Government Grant for Fostering Better Outcomes:
A new approach to supporting children to 'step down' from residential care, supported by a £939,000 Government grant award from the Life Chances Fund.
Cheshire West Council is commissioning a new service to support children and young people who are in or on the edge of residential care to access high intensity foster care placements.
The Fostering Better Outcomes service will support six to eight children and young people per year who are in or on the edge of residential care to access 'high intensity' foster care placements with highly skilled carers and extensive support.
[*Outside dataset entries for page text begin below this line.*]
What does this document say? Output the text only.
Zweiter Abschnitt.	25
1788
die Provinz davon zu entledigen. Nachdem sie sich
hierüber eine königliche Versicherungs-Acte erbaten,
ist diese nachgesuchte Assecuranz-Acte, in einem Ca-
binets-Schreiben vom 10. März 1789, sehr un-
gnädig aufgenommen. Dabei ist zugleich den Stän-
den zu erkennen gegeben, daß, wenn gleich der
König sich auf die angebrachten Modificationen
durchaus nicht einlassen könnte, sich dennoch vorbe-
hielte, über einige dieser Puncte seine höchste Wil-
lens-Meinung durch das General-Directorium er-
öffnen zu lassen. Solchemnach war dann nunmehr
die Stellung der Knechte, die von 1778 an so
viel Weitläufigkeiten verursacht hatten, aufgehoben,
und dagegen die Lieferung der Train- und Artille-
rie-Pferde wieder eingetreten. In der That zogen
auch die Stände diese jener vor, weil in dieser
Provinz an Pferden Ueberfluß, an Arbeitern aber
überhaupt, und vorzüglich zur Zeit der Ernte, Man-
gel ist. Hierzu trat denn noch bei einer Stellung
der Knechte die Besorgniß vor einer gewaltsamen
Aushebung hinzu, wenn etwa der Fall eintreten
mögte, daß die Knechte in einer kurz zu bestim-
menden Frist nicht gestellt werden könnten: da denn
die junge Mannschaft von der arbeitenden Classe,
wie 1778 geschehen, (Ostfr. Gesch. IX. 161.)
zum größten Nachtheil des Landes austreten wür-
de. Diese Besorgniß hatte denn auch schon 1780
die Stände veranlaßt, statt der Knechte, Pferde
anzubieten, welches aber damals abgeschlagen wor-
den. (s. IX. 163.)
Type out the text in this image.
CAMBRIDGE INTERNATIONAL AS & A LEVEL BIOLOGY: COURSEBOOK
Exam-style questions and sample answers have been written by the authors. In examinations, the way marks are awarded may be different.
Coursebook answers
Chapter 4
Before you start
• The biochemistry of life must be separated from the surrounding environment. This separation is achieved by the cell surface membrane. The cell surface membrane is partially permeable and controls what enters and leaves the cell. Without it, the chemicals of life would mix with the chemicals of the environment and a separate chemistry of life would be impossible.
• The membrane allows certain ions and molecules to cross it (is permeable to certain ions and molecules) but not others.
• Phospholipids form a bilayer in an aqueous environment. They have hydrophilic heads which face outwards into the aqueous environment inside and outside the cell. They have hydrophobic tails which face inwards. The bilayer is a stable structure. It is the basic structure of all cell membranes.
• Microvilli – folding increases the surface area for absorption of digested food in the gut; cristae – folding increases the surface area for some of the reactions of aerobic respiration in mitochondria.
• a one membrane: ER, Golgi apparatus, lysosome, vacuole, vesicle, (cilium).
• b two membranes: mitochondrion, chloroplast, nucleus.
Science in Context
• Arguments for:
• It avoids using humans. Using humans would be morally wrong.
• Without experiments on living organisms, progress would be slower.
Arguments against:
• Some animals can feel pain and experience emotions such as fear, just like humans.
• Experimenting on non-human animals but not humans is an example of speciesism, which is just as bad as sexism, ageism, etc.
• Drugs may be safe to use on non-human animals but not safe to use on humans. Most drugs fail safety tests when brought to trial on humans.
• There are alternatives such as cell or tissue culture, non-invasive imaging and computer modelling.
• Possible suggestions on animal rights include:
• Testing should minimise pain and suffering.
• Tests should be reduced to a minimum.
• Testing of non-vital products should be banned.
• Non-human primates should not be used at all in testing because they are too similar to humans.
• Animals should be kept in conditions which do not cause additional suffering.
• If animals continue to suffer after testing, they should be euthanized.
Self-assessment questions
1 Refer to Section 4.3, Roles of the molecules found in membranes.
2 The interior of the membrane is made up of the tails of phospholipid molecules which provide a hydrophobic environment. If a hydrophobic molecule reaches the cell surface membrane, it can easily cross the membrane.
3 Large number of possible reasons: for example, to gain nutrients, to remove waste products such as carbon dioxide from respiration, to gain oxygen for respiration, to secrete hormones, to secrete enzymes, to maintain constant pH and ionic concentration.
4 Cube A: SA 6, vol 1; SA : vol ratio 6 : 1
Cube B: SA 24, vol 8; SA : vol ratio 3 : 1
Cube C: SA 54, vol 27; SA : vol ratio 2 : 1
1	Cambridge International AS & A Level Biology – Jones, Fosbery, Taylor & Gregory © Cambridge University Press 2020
Currently there is a significant gap in the intensity of support and supervision between residential care and foster care which makes transitions, known as 'step down', challenging. These 'high intensity' placements are an intermediate step between residential care and 'mainstream' foster care and should allow children with complex needs to thrive in a family setting.
The Council is committed to ensuring that all children have the best start in life and to supporting children, wherever it is in their best interests, to live and flourish in a family setting.
Academic evidence, drawn from a range of sources including "The place of residential care in the English child welfare system"(Department for Education, 2015) demonstrates that, on average, when looking at a wide range of measures, children achieve better long-term outcomes in foster care compared to residential care.
This scheme, in providing an intermediary placement type between residential and 'mainstream' foster care, aims to help ensure that all the borough's children who have the appropriate strengths to live in a family are able to do so.
The development of this proposal began in summer 2016, when the Government announced the £80 million Life Chances Fund, which is intended to spur the development of a significant nationwide social investment market.
It offered to fund, on average, 20 per cent of the cost of services provided via a Social Impact Bond (SIB). This was considered a significant opportunity for Social Impact Bonds to improve outcomes for residents and deliver savings for the Council through avoiding unnecessary high cost placements.
Full Council approved the submission of a Full Application to the Life Chances Fund in March 2017 as part of budget setting. This was for 25 per cent of the cost of the SIB intensive fostering service (up to £939,000 based on outcomes achieved).
On 31 July 2017 the Council was notified that this bid was successful. Proposals to commission this service were brought to Cabinet on 13 September and were approved.
Social Impact Bonds:
A SIB is an outcome based contract in which social investors pay for an intervention to improve an outcome that is of social interest to a government/public sector commissioner.
There are currently approximately 20 SIBs operating in the United Kingdom, with a number of them supporting the delivery of interventions for Children's Services.
SIBs transfer the financial risk of outcome based preventative interventions from commissioners and providers to a social investor.
The commissioner is not required to pay for unsuccessful programmes as determined by the contract.
This model is fundamentally predicated on an 'invest to save' idea, where the savings significantly outweigh the investment needed.
Engagement with Children and Young People:
A focus group with the Children in Care Council was held before the submission of the full application to the Life Chances Fund, to ensure that we captured children and young people's views on the proposed service. When asked to rate the proposals on a one to 10 scale, the average score was 9.75. The project will continue to engage with children and young people; another focus group is in the process of being convened in autumn 2017.
Following a procurement process to select a provider, the service will start supporting children in June 2018. The service will support six children in its first year, and eight per year thereafter.